Lindley R. Slipetz
Quantitative Psychology PhD and Data Science MS student at University of Virginia
Ecological Momentary Assessment (EMA)
Psychological disorders are not static: they change over time, whether transitioning between healthy states and disordered states (e.g., from a healthy state to suicidal ideation) or transitioning within disordered states (e.g., from depression to mania). An overarching theme to my work is developing statistical tools to best model EMA data in a clinical setting. EMA data is typically measured multiple times a day over several days in the participant’s natural environment, and my interest lies in its promise in capturing the minutiae of the dynamics of psychological disorders. My main aim is to assess and develop new statistical methods and software for the analysis of EMA data that are practically applicable in the clinical context. This is evident in my research areas of specialization.
Preprint
Slipetz, L.R., Eberle, J., Levinson, C.A., Falk, A., Cusack, C., Henry, T.R. “Analyzing Ecological Momentary Assessment Data With State-Space Models: Considerations and Recommendations.”
Network Psychometrics
My interest in network psychometrics stems from its ability to capture dependencies among symptom variables and the emergent properties and topological structure that arise from these relations across time, potentially resulting in better diagnoses and treatments of mental disorders. Here my work focuses not only on clinical application, but, also, creating and testing methods with the goal of investigating the scope and limits of network methodology.
Publications
Levinson, C. A, Slipetz, L.R., Henry, T.R., Pennesi, JL., Crumby, E. “What Makes Personalized Treatment Work? Mechanisms of Change in Transdiagnostic Network-Informed Personalized Treatment for Eating Disorders.” Behavior Therapy (2025)
In Revision
Dynamical Systems
Much of my interest in dynamical systems comes from the context of state-space modeling, a general modeling framework with a broad reach and well-suited to handling the complexities of EMA studies, including missingness, time trends, and non-stationarity. A goal in this arena is to develop state-space modeling methods and software that can handle the heterogeneity of data types inherent in EMA and apply them to clinical problems. My dissertation utilizing regime switch forecast techniques to predict phase transitions in psychological disorders.
Publications
Slipetz, L.R. , Henry, T.R. “Dynamical Systems Approaches to Modeling Psychopathological Processes.” Oxford University Press Book Chapter (2025).
R package
Falk, A., Slipetz, L.R.,, Henry, T.R. (2023). netlabUVA/genss: genss v0.1.0 - Initial Prerelease (v0.1.0). Zenodo.https://doi.org/10.5281/zenodo.7887019
Dissertation
This project aims to utilize forecasting regime switching techniques to predict phase transitions into psychopathological disease states via the methodologies of quantitative and clinical psychology. Specifically, the applicant will develop these techniques based on previously developed models of financial volatility, making predictions about the development of psychopathology based on these models, evaluating practical data requirements, and applying the results to a real world case of developing psychosis.
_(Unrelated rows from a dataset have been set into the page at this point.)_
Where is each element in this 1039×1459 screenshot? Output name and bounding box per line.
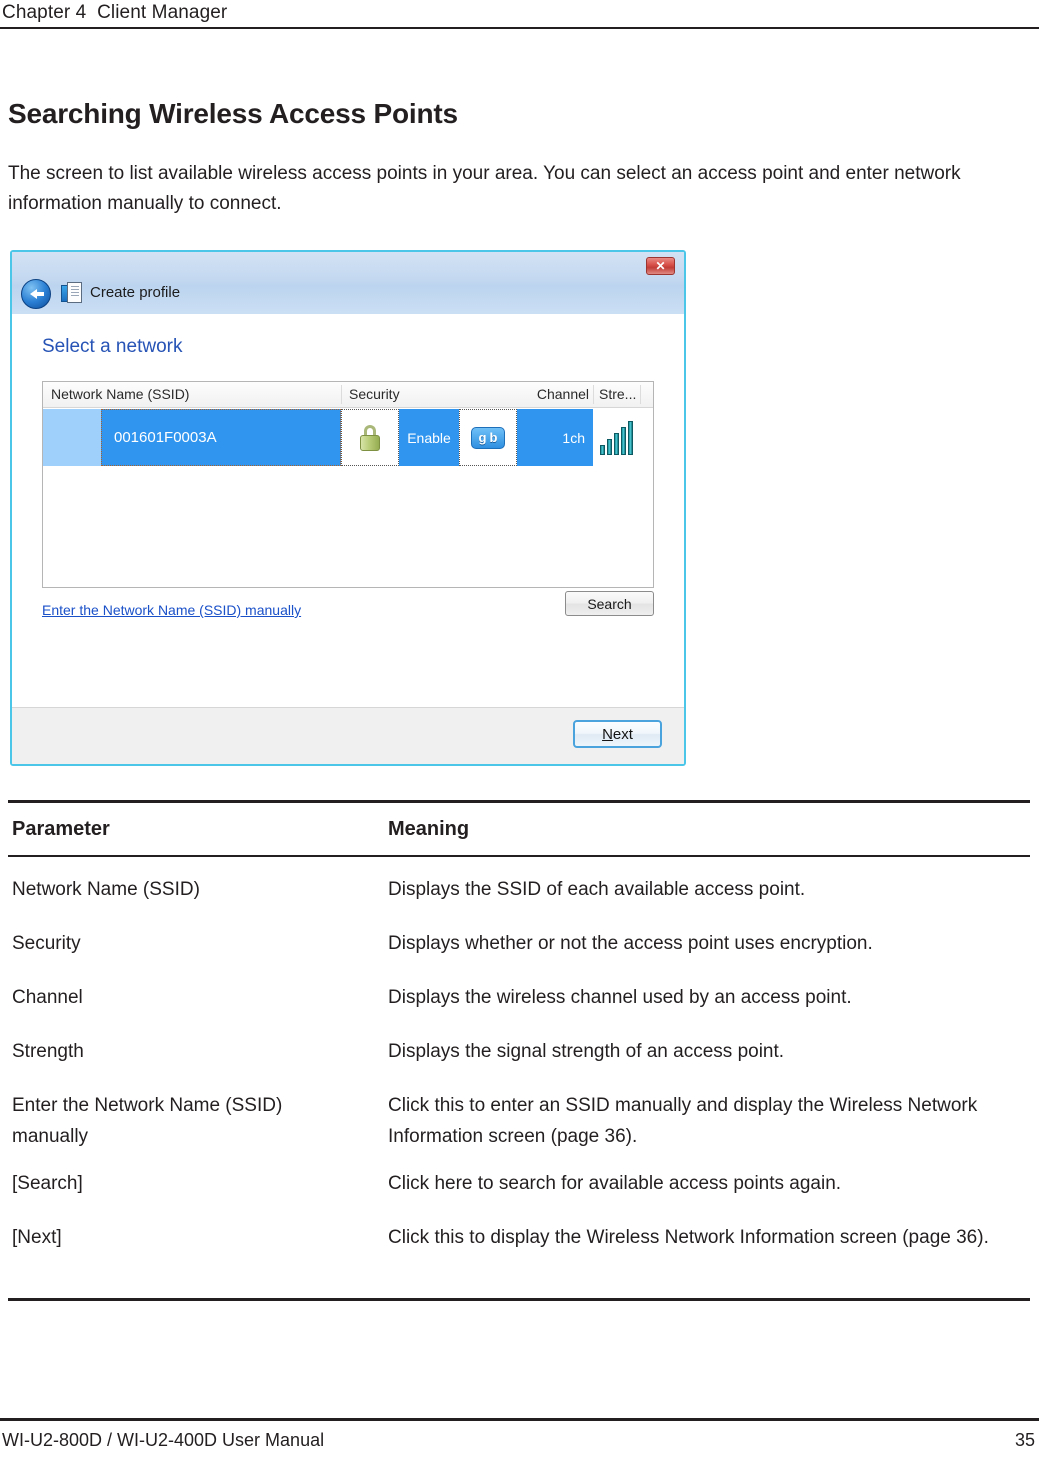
table-row: Enter the Network Name (SSID) manually C… [8, 1090, 1030, 1152]
cell-parameter: Channel [12, 987, 83, 1008]
select-network-heading: Select a network [42, 336, 183, 357]
column-header-security[interactable]: Security [349, 386, 400, 402]
table-header-meaning: Meaning [388, 818, 470, 840]
profile-icon [61, 282, 82, 304]
search-button[interactable]: Search [565, 591, 654, 616]
cell-meaning: Displays the SSID of each available acce… [388, 879, 806, 900]
cell-ssid: 001601F0003A [101, 409, 341, 466]
cell-meaning: Click this to enter an SSID manually and… [388, 1095, 978, 1147]
table-body: Network Name (SSID) Displays the SSID of… [8, 857, 1030, 1298]
next-button[interactable]: Next [573, 720, 662, 748]
network-list-header: Network Name (SSID) Security Channel Str… [43, 382, 653, 408]
table-row: Network Name (SSID) Displays the SSID of… [8, 874, 1030, 912]
network-list[interactable]: Network Name (SSID) Security Channel Str… [42, 381, 654, 588]
dialog-title: Create profile [90, 284, 181, 301]
cell-parameter: [Next] [12, 1227, 62, 1248]
next-button-accel: N [602, 725, 613, 743]
column-divider [640, 385, 641, 404]
padlock-icon [341, 409, 399, 466]
table-header-row: Parameter Meaning [8, 803, 1030, 855]
page-number: 35 [1014, 1430, 1035, 1450]
back-arrow-icon[interactable] [21, 279, 51, 309]
row-selection-gutter [43, 409, 101, 466]
cell-meaning: Displays the wireless channel used by an… [388, 987, 852, 1008]
cell-parameter: [Search] [12, 1173, 83, 1194]
table-header-parameter: Parameter [12, 818, 110, 840]
create-profile-dialog: Create profile ✕ Select a network Networ… [10, 250, 686, 766]
cell-meaning: Displays the signal strength of an acces… [388, 1041, 785, 1062]
column-divider [593, 385, 594, 404]
wireless-mode-badge: g b [459, 409, 517, 466]
chapter-title: Chapter 4 Client Manager [2, 2, 228, 23]
mode-badge-b: b [489, 430, 498, 445]
column-header-strength[interactable]: Stre... [599, 386, 636, 402]
column-header-channel[interactable]: Channel [499, 386, 589, 402]
column-header-ssid[interactable]: Network Name (SSID) [51, 386, 189, 402]
table-bottom-rule [8, 1298, 1030, 1301]
page-header: Chapter 4 Client Manager [0, 0, 1039, 30]
cell-parameter: Enter the Network Name (SSID) manually [12, 1095, 283, 1147]
cell-meaning: Displays whether or not the access point… [388, 933, 873, 954]
signal-bars-icon [593, 409, 640, 466]
table-row: Channel Displays the wireless channel us… [8, 982, 1030, 1020]
dialog-titlebar: Create profile ✕ [12, 252, 684, 314]
dialog-footer: Next [12, 707, 684, 764]
cell-parameter: Network Name (SSID) [12, 879, 200, 900]
dialog-body: Select a network Network Name (SSID) Sec… [12, 314, 684, 709]
mode-badge-g: g [478, 430, 487, 445]
cell-security: Enable [399, 409, 459, 466]
cell-meaning: Click this to display the Wireless Netwo… [388, 1227, 989, 1248]
header-rule [0, 27, 1039, 29]
table-row: [Next] Click this to display the Wireles… [8, 1222, 1030, 1284]
footer-rule [0, 1418, 1039, 1421]
network-list-row[interactable]: 001601F0003A Enable g b 1ch [43, 409, 653, 466]
enter-ssid-manually-link[interactable]: Enter the Network Name (SSID) manually [42, 602, 301, 618]
parameter-table: Parameter Meaning Network Name (SSID) Di… [8, 800, 1030, 1301]
cell-channel: 1ch [517, 409, 593, 466]
table-row: Security Displays whether or not the acc… [8, 928, 1030, 966]
intro-paragraph: The screen to list available wireless ac… [8, 163, 961, 214]
page-title: Searching Wireless Access Points [8, 97, 458, 129]
cell-parameter: Strength [12, 1041, 84, 1062]
table-row: [Search] Click here to search for availa… [8, 1168, 1030, 1206]
column-divider [341, 385, 342, 404]
close-icon[interactable]: ✕ [646, 257, 675, 275]
table-row: Strength Displays the signal strength of… [8, 1036, 1030, 1074]
cell-parameter: Security [12, 933, 81, 954]
cell-meaning: Click here to search for available acces… [388, 1173, 842, 1194]
manual-name: WI-U2-800D / WI-U2-400D User Manual [2, 1430, 325, 1450]
next-button-label: ext [612, 725, 633, 743]
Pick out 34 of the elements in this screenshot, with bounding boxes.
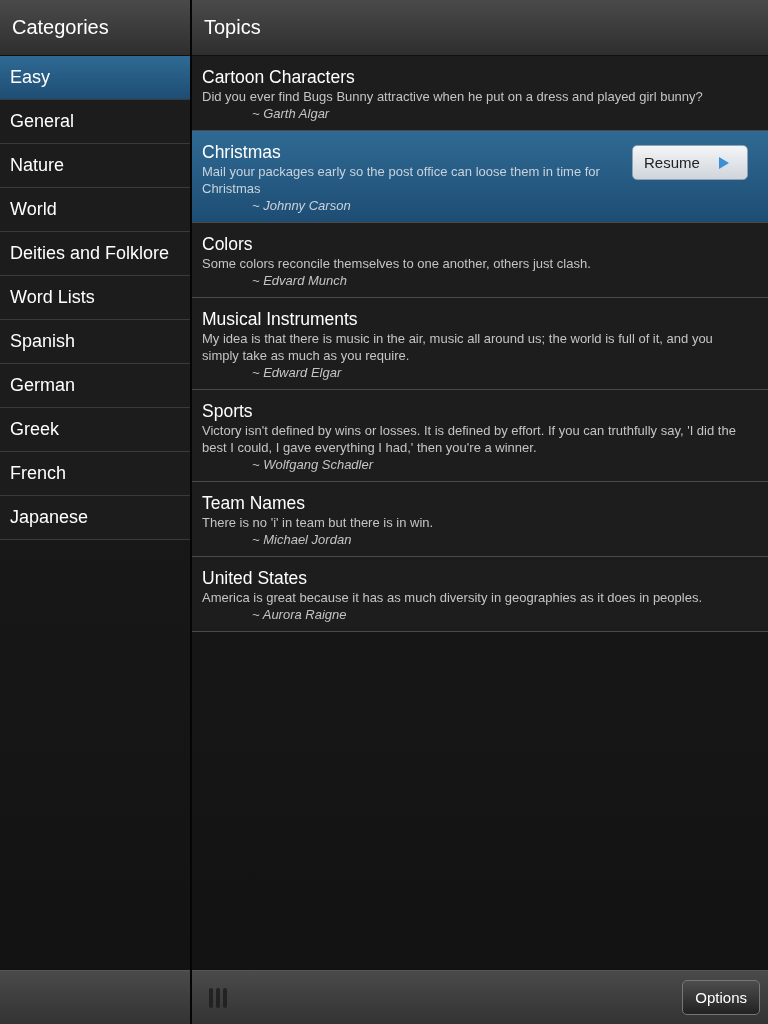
- topic-title: Colors: [202, 233, 253, 255]
- category-item[interactable]: Japanese: [0, 496, 190, 540]
- panel-title: Topics: [204, 16, 261, 39]
- topic-quote: Victory isn't defined by wins or losses. It is defined by effort. If you can truthfully say, 'I did the best I could, I gave everything I had,' then you're a winner.: [202, 422, 737, 456]
- topic-title: Musical Instruments: [202, 308, 358, 330]
- topic-quote: Mail your packages early so the post office can loose them in time for Christmas: [202, 163, 601, 197]
- topic-quote: There is no 'i' in team but there is in win.: [202, 514, 434, 531]
- quote-author: ~ Aurora Raigne: [252, 606, 347, 623]
- quote-author: ~ Michael Jordan: [252, 531, 352, 548]
- topic-quote: America is great because it has as much diversity in geographies as it does in peoples.: [202, 589, 703, 606]
- quote-author: ~ Garth Algar: [252, 105, 330, 122]
- panel-title: Categories: [12, 16, 109, 39]
- options-button[interactable]: Options: [682, 980, 760, 1015]
- category-item[interactable]: French: [0, 452, 190, 496]
- topic-title: Team Names: [202, 492, 306, 514]
- topic-item[interactable]: Christmas Mail your packages early so the post office can loose them in time for Christmas ~ Johnny Carson Resume: [192, 131, 768, 223]
- topic-title: Christmas: [202, 141, 281, 163]
- topic-title: Cartoon Characters: [202, 66, 355, 88]
- topic-title: Sports: [202, 400, 253, 422]
- quote-author: ~ Edward Elgar: [252, 364, 342, 381]
- topic-title: United States: [202, 567, 308, 589]
- play-icon: [719, 156, 729, 169]
- topic-quote: My idea is that there is music in the air, music all around us; the world is full of it, and you simply take as much as you require.: [202, 330, 714, 364]
- topic-quote: Some colors reconcile themselves to one another, others just clash.: [202, 255, 591, 272]
- quote-author: ~ Johnny Carson: [252, 197, 351, 214]
- quote-author: ~ Wolfgang Schadler: [252, 456, 374, 473]
- topic-item[interactable]: United States America is great because it has as much diversity in geographies as it does in peoples. ~ Aurora Raigne: [192, 557, 768, 632]
- topic-quote: Did you ever find Bugs Bunny attractive when he put on a dress and played girl bunny?: [202, 88, 703, 105]
- grip-icon[interactable]: [208, 987, 228, 1008]
- topic-item[interactable]: Team Names There is no 'i' in team but there is in win. ~ Michael Jordan: [192, 482, 768, 557]
- resume-button[interactable]: Resume: [632, 145, 748, 180]
- quote-author: ~ Edvard Munch: [252, 272, 348, 289]
- topic-item[interactable]: Sports Victory isn't defined by wins or losses. It is defined by effort. If you can truthfully say, 'I did the best I could, I gave everything I had,' then you're a winner. ~ Wolfgang Schadler: [192, 390, 768, 482]
- category-item[interactable]: Easy: [0, 56, 190, 100]
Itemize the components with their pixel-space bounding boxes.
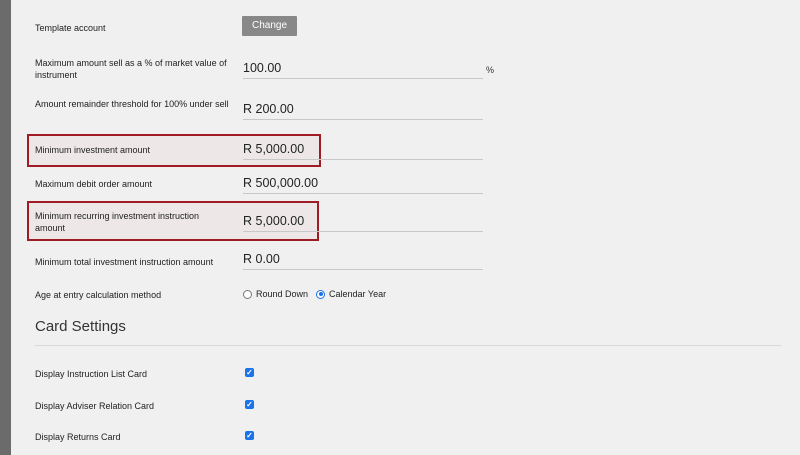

Slipetz, L.R. (2027). “Predicting psychopathological phase transitions using forecasting techniques in regime switching models”
Generative AI and Large Language Models (LLMs)
A benefit of EMA data collection is that the large volume of data collected provides an informative basis for building psychopathological trajectories. A downside of EMA data collection is that the large volume of data is a hinderance to statistical analysis, particularly in the case of text data. We need methods of analyzing large volumes of EMA text and, to do this, we need large volumes of text to test our methodologies. In this arena, I have been working on text generation for use EMA methods development.